Stress ages bacteria and humans alike

Stress is another factor that is thought to contribute to aging in humans, and a 2024 paper suggests that the same is true for our bacterial companion, E. coli. Like any kind of cells, E. coli cells accumulate mutations throughout their lifetimes.

Some of these mutations may be nonlethal but still negatively impact the cell’s fitness, for example, causing an important protein to lose its function. Such deleterious loss-of-function mutations can kickstart a stress state inside the cell that ultimately helps it to survive the mutation.

The researchers analyzed the effects of over 60 different nonlethal loss-of-function mutations in E. coli, focusing on mutants with non-functional ATP synthases, large protein complexes that allow cells to generate energy in the form of ATP.

These mutants were found to increase their metabolic activity to compensate for the mutation, which comes at a cost—they grow slower, and some enter a purgatory-like, “postreplicative” state faster than non-mutants, especially if their surroundings are nutrient-poor.

Considering their findings, the researchers suggested that there is an “aging cost” that comes with maintaining resistance to stress on a population level. Besides shedding light on a potentially ancient mechanism of aging, the factors that contribute to bacterial aging could be investigated as new antibiotic targets.

Additionally, some human diseases are also perpetuated through cellular stress states, and understanding how these work on a molecular level could lead to the development of new treatments.

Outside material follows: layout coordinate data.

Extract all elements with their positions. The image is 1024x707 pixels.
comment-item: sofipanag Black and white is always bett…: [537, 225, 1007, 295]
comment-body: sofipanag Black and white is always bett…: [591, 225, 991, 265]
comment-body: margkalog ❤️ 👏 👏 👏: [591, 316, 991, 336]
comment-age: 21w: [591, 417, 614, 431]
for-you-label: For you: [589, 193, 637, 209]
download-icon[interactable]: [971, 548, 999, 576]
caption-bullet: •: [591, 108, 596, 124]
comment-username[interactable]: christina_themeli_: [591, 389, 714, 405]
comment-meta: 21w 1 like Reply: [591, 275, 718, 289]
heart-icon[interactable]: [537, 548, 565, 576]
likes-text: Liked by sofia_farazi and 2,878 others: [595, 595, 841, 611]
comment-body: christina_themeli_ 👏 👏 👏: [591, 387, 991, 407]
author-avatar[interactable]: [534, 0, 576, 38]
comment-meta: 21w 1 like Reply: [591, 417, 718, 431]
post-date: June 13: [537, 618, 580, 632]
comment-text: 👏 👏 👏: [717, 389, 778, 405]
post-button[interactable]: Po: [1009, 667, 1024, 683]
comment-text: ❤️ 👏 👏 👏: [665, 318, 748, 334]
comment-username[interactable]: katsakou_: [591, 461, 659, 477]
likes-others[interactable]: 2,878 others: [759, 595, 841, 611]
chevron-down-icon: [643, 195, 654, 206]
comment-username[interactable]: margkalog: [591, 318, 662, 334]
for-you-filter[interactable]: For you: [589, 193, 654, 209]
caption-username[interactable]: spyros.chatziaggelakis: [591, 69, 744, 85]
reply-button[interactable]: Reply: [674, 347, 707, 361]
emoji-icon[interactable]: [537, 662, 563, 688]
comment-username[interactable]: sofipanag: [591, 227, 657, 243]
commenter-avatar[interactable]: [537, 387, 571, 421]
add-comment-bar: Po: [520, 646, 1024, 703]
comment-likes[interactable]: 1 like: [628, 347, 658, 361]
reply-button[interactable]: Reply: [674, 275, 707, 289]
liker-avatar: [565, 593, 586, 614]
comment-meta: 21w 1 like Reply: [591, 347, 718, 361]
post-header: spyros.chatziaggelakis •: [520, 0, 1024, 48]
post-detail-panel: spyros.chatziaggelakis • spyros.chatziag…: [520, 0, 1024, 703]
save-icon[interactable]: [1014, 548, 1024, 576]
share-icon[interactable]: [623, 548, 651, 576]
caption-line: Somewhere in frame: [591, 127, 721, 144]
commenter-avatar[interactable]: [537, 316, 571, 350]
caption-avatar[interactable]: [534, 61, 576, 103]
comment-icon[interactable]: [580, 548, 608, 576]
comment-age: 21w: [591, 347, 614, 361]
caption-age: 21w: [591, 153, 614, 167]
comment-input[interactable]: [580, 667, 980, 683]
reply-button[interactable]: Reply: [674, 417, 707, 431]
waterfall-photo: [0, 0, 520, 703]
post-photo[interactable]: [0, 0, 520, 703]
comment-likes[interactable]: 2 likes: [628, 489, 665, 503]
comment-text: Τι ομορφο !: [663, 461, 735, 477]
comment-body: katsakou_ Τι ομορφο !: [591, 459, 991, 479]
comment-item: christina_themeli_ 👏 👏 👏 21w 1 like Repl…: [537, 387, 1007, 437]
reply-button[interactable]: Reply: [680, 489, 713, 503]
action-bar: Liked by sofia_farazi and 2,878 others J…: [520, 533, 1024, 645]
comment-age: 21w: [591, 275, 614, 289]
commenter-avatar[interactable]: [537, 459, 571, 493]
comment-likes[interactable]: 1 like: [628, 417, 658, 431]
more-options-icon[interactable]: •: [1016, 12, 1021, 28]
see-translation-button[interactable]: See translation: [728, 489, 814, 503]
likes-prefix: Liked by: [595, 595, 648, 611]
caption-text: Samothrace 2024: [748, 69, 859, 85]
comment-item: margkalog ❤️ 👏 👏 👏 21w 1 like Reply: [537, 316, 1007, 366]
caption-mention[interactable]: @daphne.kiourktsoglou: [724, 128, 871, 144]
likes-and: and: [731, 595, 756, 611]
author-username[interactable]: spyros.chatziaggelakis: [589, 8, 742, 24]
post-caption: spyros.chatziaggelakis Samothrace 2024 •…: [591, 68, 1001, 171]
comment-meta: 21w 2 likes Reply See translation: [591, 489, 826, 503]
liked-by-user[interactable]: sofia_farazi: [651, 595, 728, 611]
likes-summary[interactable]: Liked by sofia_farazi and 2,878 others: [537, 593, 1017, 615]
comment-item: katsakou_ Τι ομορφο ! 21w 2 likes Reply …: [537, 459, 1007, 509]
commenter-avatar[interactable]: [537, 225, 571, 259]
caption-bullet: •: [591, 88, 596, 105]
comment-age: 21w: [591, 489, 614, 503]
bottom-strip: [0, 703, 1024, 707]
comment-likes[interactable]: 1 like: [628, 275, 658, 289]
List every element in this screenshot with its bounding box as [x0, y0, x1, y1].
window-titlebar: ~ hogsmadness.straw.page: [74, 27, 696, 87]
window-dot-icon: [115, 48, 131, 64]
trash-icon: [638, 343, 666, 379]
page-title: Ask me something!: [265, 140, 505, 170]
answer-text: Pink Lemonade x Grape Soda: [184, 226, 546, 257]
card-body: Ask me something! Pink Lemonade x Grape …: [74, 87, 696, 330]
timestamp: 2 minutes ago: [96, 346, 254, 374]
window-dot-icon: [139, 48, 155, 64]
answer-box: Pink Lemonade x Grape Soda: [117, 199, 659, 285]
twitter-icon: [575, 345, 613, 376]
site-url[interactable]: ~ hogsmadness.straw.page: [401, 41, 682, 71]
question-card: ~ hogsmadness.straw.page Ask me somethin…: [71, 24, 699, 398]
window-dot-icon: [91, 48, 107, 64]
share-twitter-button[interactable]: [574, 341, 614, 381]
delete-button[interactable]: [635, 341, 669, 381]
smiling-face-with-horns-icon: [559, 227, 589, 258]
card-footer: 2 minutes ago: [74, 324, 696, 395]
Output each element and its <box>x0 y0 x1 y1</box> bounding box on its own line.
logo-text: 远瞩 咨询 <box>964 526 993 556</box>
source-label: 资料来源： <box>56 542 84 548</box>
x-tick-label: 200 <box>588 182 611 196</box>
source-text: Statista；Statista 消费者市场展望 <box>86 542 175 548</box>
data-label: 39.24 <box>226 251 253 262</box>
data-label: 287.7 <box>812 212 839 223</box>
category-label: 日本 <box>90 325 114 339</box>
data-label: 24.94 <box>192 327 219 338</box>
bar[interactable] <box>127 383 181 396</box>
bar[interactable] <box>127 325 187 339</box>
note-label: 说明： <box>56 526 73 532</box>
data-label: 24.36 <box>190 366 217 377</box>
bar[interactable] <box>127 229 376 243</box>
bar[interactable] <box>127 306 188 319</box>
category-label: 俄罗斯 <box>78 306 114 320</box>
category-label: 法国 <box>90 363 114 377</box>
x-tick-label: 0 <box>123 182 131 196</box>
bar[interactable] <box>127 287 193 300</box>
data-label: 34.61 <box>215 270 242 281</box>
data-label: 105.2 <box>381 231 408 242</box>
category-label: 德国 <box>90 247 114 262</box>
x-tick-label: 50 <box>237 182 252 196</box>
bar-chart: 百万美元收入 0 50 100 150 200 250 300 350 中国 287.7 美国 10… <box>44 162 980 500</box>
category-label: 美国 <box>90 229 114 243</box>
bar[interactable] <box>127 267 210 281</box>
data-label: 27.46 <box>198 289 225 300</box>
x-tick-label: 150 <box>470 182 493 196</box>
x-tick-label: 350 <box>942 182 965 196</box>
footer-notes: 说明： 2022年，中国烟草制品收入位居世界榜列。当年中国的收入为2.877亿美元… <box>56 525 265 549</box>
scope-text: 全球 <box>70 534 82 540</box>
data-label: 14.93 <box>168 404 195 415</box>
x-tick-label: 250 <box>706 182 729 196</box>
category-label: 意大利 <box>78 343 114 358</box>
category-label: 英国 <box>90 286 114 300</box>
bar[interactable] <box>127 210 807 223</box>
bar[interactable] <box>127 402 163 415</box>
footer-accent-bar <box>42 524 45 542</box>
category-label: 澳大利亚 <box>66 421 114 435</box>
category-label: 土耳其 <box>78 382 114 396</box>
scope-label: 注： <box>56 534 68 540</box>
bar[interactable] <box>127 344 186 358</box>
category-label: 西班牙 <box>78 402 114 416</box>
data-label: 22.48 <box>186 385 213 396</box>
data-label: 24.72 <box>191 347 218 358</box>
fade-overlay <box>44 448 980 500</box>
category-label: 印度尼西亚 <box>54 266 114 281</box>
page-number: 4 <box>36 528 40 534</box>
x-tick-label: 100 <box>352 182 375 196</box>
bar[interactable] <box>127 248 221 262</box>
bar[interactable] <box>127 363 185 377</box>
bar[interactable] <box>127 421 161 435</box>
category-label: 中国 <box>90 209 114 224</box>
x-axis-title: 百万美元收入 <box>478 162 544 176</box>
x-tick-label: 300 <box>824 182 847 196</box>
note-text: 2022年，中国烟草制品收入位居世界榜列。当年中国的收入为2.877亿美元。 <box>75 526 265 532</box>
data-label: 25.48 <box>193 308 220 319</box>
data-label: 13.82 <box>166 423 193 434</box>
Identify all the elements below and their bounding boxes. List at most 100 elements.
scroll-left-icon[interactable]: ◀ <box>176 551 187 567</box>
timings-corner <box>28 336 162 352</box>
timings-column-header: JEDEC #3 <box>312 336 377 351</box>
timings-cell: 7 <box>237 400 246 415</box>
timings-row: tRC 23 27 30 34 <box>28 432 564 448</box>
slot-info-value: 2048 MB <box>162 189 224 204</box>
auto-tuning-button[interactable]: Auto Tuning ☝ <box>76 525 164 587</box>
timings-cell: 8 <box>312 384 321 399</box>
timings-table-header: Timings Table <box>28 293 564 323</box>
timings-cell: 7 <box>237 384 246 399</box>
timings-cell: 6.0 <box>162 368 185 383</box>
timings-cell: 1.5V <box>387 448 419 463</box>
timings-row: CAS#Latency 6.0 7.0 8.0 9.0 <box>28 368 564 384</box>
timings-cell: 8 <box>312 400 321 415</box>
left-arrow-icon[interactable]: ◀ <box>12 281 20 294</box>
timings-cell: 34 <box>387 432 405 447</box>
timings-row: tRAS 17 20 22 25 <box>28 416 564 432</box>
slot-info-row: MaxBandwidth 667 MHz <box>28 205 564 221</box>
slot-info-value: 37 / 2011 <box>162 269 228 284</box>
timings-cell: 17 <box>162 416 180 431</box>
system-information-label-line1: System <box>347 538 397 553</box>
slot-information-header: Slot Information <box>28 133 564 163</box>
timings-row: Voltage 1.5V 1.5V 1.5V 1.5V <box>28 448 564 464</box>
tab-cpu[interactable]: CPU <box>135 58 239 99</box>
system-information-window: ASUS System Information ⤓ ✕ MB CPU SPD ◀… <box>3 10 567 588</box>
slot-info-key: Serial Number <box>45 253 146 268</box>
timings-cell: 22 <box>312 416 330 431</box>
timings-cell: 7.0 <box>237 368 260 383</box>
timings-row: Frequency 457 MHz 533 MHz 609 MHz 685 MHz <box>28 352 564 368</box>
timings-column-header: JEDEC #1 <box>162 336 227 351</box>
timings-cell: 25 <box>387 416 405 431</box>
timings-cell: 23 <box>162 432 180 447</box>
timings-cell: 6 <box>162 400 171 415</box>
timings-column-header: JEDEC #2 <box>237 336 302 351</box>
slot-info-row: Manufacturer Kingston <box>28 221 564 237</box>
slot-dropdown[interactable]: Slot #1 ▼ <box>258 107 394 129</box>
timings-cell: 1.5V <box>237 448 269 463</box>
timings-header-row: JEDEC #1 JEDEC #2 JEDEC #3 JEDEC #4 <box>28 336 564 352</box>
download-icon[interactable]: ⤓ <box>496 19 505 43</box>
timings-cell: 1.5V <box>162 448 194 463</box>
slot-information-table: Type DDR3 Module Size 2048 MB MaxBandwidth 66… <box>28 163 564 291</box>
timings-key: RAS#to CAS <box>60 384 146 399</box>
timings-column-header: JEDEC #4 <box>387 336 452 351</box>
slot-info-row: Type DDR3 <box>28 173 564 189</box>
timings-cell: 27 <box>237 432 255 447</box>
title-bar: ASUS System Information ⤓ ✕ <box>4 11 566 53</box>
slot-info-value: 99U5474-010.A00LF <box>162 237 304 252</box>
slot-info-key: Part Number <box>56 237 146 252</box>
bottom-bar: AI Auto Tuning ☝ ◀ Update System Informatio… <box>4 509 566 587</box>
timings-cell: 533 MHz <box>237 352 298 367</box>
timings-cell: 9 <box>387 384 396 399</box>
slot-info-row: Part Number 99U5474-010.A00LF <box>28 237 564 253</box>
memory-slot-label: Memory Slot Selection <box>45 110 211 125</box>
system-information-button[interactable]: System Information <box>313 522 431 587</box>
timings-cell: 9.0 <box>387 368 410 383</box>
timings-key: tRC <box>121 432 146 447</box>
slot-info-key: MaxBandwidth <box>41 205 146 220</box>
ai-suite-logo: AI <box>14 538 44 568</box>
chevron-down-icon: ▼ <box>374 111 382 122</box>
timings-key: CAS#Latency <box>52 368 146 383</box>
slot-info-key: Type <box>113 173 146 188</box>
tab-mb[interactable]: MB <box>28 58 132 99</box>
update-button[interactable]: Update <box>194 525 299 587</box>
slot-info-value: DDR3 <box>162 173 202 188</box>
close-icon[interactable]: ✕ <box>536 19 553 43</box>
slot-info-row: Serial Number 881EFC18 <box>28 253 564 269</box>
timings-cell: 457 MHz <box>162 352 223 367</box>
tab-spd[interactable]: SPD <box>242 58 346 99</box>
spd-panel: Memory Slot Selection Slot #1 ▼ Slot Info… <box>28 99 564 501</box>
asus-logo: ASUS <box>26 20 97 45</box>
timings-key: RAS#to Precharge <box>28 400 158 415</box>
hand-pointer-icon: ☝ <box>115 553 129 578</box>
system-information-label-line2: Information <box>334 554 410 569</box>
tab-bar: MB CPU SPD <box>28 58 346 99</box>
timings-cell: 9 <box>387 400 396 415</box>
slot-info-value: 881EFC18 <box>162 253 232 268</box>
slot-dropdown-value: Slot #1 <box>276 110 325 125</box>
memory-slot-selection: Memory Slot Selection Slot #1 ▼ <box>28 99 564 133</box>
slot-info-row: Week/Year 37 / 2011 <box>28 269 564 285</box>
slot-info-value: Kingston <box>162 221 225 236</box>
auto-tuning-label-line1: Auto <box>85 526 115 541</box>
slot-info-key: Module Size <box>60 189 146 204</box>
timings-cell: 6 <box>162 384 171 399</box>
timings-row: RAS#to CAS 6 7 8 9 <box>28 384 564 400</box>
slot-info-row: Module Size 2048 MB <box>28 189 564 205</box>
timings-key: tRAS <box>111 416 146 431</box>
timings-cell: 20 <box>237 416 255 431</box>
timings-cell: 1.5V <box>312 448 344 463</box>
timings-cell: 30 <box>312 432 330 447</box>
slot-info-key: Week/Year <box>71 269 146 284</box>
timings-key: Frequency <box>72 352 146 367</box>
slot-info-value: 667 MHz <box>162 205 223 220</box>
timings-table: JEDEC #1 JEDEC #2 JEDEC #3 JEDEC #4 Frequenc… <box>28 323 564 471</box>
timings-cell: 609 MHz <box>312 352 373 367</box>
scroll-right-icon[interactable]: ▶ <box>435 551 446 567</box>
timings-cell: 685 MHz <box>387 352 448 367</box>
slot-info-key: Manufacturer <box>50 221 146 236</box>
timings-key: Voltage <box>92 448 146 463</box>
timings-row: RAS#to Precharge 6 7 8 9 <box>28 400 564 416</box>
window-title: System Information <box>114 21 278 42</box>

Time waits for no one, not even bacteria—and that’s a good thing. Far from immortal beings beyond the reaches of aging, bacteria are an interesting system in which to study the molecular mechanisms that contribute to age-related decline.

Their rapid and robust growth means we can observe many generations in a relatively short experiment and test the effects of all kinds of environmental and genetic factors on the complex process of aging.